Pensemos que nosotros, otrora niños o adolescentes, veníamos de alimentar nuestra sed de ficción con la programación estelar exportada desde Estados Unidos, programación fuertemente sesgada hacia el uso y aprendizajes de valores, todos ellos relacionados con los estándares morales requeridos por las televisoras (con todo y moraleja explícita, en muchos casos; basta recordar a He-Man).
No obstante, hay un dato que es importante para entender la amplia aceptación por parte de los niños latinoamericanos para la animación japonesa: el rechazo o poca importancia de los niños norteamericanos en los bloques de programación infantil. Se dice que varias series, como Dragon Ball, por ejemplo, no supieron despertar el interés en la infancia norteamericana, al menos no en un primer momento.
En esa parte del globo, tardarían al menos una década más en alcanzar el éxito que ya empezó a surgir en Latinoamérica desde finales de los ochenta. Sin embargo, al llegar esas series hasta acá, muchas de ellas “rebotadas” o rechazadas por televisoras por no apegarse a los estándares de una animación infantil norteamericana, aquí fueron admiradas y consumidas hasta el hartazgo.
Esto se puede deber a que los niños latinos estábamos más acostumbrados a las narrativas lentas y melodramáticas que mirábamos, de soslayo, junto con los adultos de la casa que consumían telenovelas y demás programas actuados. En Estados Unidos, los programas infantiles se basaban en episodios cortos, sin demasiada relación entre ellos y con formatos autoconclusivos, enfocados principalmente en la venta de juguetes.
Engancharnos, por tanto, a una serie de animación japonesa nos resultaba más sencillo, puesto que el hilo argumental que se desarrollaba durante cada episodio siempre nos fue más fácil de seguir.

Los animes actuales han sabido aprovechar la atención latinoamericana y han bombardeado masivamente a nuestro continente con cada vez más series para el consumo de masas. Las historias que van adquiriendo relevancia en Japón son traídas directamente o con muy poca diferencia a este lado del mundo.
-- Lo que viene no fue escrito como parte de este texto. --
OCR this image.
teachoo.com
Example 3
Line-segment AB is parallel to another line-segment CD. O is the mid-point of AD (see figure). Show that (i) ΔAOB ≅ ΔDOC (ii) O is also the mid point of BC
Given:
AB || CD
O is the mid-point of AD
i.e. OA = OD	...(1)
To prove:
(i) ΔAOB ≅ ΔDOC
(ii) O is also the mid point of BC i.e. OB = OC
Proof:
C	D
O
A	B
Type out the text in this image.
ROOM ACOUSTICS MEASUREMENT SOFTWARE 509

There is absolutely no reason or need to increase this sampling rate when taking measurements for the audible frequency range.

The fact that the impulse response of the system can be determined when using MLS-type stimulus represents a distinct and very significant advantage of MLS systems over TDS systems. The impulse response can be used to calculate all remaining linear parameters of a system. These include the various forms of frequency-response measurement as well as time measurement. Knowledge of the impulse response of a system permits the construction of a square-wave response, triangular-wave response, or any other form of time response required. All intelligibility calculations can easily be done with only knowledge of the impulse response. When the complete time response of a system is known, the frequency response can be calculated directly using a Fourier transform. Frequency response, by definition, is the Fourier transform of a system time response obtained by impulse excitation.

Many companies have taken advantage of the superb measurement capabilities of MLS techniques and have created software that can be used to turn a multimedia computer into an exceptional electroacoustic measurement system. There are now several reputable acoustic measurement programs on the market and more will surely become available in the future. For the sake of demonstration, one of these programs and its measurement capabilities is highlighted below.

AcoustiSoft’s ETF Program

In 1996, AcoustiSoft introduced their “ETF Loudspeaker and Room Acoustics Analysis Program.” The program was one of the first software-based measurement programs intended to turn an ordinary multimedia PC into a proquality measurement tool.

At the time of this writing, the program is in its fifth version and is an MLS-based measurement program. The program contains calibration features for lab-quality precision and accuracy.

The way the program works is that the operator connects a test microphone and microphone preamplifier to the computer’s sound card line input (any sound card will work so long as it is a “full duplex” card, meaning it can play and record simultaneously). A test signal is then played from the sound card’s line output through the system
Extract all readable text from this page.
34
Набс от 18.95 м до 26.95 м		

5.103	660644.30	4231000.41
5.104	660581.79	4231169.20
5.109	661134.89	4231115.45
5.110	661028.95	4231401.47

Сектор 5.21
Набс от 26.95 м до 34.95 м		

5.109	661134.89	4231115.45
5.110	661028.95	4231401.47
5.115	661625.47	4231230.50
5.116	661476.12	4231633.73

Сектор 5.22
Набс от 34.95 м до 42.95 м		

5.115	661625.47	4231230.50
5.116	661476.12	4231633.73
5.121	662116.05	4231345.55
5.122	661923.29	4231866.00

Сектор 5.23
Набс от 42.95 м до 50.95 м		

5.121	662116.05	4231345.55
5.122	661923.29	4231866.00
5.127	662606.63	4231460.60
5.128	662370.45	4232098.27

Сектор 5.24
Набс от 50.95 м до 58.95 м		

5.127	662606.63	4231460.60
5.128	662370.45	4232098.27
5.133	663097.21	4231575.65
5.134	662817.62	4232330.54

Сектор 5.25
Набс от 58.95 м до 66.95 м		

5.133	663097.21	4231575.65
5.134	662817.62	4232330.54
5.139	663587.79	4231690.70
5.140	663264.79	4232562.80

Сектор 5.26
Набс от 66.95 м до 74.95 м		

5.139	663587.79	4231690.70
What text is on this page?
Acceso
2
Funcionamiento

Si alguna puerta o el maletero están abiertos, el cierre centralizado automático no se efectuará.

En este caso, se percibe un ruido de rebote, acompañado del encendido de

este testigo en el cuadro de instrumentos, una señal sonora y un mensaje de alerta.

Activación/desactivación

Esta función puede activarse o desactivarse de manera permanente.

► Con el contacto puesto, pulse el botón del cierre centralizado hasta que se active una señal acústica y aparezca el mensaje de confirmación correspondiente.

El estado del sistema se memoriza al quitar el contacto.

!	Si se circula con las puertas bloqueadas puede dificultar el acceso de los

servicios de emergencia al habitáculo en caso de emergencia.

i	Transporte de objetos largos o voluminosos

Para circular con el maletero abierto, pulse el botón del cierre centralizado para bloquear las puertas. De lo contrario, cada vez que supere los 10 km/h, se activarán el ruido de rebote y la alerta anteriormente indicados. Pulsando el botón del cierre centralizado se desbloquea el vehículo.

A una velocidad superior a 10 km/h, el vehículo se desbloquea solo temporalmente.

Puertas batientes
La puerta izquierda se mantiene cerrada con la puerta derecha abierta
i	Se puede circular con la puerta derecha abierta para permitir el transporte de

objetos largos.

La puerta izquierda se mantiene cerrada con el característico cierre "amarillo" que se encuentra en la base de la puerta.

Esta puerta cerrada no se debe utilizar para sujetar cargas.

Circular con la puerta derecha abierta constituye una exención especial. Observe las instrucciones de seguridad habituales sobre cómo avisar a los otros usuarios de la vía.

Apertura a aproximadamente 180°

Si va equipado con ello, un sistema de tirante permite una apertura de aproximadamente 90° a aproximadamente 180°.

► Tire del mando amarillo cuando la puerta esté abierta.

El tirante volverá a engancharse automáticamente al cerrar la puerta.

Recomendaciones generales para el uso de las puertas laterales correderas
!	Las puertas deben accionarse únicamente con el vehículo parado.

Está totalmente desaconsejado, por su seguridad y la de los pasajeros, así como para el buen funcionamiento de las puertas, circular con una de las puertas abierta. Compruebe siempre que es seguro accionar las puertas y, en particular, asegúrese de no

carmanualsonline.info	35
Para los otakus actuales, no solo la aceptación les ha sido favorable para poder expandir su subcultura, sino que también los atajos mediáticos que ofrece el internet actual han contribuido a que los elementos necesarios para su correcto posicionamiento estén alineados. Muchas obras como Demon Slayer o Attack onTitan se han convertido en clásicos instantáneos y son esperados por fanáticos en todo el mundo.
Habría que darle una mención especial a aquellas series que llevan más de veinte años en emisión y que han sabido mantenerse en el imaginario colectivo imbatiblemente, juntando a varias generaciones de fanáticos que esperan el final de sus historias, como One Piece o Hunter X Hunter.
Y como decía, para un otaku de la vieja guardia como el autor de este texto, se agradece este nuevo y constante brío para esta subcultura que no decae puesto que así, quienes nos consideramos, hasta ahora, otakus, podemos seguir apreciando y aprendiendo de la cultura nipona sin tanto trámite ni precaución.